Tuesday, January 5, 2016

What Do We Want?

I was pointed at an article on Slate that examines the standoff, orchestrated by Ammon Bundy, over federal land in Oregon. One of the topics that author Jamelle Bouie engages is the activist response to the differences between the response to the armed men in the Malheur Wildlife Refuge and police responses during encounters with people like Micheal Brown and Tamir Rice.
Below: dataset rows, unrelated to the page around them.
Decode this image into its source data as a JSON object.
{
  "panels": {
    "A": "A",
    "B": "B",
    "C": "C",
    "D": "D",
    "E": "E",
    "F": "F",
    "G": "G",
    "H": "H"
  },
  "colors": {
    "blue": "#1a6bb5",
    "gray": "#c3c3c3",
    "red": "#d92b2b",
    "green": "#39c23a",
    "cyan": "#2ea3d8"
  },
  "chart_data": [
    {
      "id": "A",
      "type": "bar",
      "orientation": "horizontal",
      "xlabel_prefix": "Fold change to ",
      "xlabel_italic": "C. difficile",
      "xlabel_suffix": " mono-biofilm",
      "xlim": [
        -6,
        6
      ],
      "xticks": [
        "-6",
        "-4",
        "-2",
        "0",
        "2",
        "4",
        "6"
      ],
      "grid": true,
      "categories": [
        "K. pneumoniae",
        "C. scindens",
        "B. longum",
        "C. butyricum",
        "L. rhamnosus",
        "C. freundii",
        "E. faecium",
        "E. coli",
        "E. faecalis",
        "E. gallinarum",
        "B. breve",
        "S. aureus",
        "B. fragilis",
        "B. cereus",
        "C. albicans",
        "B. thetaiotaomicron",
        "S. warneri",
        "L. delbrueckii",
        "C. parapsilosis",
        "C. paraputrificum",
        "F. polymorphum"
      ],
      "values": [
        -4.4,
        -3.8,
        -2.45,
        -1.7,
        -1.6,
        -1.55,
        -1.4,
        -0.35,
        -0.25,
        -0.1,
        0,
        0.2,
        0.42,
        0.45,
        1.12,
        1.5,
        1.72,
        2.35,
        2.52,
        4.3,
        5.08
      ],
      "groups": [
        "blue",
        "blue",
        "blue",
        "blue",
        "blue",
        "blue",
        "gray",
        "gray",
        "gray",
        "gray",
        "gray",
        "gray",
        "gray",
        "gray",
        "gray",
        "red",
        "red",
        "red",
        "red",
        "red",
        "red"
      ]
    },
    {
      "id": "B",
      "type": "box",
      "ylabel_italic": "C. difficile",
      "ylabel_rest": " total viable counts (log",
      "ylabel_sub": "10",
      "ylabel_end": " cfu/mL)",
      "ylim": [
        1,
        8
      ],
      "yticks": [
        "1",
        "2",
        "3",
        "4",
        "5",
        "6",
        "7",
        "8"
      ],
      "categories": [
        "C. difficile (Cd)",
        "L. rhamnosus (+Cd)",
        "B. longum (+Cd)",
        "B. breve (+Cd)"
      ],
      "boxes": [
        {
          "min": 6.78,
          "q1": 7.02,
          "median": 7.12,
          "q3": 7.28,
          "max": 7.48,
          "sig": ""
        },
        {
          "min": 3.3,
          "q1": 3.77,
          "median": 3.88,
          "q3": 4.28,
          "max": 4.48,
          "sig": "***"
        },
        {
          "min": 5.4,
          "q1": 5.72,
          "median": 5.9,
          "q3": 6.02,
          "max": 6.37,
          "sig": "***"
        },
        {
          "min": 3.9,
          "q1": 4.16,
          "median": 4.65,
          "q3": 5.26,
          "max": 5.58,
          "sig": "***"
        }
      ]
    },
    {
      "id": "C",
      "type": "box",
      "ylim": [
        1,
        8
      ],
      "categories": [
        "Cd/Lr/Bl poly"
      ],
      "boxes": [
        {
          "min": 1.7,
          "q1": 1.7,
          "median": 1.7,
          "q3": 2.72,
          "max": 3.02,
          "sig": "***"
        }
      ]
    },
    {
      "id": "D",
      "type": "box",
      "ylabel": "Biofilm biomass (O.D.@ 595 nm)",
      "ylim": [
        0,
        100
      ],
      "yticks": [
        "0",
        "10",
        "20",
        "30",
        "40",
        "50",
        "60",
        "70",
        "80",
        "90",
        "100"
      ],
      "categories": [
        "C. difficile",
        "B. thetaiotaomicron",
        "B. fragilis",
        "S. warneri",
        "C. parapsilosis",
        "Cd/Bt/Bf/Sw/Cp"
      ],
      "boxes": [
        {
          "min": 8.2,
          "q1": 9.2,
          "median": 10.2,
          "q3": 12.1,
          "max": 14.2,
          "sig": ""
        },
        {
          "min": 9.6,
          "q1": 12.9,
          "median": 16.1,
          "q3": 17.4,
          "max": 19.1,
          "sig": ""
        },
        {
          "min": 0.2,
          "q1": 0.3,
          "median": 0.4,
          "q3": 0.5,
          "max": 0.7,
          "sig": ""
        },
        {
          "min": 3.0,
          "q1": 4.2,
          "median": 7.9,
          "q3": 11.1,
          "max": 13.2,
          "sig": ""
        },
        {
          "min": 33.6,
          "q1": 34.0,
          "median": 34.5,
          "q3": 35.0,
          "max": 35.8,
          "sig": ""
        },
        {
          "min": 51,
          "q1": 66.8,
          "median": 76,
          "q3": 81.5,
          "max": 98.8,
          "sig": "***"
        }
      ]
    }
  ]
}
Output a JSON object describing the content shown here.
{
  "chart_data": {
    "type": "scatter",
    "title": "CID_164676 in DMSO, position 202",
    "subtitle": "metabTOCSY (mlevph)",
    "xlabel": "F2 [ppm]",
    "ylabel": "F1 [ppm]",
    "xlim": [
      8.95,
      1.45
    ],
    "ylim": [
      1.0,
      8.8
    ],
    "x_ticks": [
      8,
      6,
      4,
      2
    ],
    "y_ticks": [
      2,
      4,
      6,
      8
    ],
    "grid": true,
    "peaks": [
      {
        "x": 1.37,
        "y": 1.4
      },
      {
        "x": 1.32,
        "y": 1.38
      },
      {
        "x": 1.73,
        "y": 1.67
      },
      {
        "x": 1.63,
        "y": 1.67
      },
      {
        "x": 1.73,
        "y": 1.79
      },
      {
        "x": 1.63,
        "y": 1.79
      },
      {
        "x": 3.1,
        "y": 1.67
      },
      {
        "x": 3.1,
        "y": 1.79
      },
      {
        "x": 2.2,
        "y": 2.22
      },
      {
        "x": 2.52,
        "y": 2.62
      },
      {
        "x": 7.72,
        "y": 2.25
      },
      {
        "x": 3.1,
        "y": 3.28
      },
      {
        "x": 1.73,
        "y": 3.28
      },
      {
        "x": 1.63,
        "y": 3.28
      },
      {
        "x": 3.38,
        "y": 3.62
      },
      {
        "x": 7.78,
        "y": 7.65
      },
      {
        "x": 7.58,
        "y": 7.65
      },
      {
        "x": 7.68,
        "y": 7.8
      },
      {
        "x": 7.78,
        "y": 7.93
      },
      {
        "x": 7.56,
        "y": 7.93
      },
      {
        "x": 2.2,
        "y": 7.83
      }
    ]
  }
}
In any case, why won’t they shoot at armed white fanatics isn’t just the wrong question; it’s a bad one. Not only does it hold lethal violence as a fair response to the Bundy militia, but it opens a path to legitimizing the same violence against more marginalized groups. As long as the government is an equal opportunity killer, goes the argument, violence is acceptable.
Is the Oregon Standoff Evidence of a Racial Double Standard?
But I think that this misstates the activists case and intent. As I understand it, the goal is not equal opportunity killing - by rather equal opportunity caution. Bouie points out that after the disasters that were Ruby Ridge and Waco, federal law enforcement is much more careful in dealing with militia movements than it had been. Had police entered into many of the interactions with Black men over the past few years with more caution, you could argue that fewer of them would have ended in bloodshed, and the cases of open police misconduct would be much easier to recognize.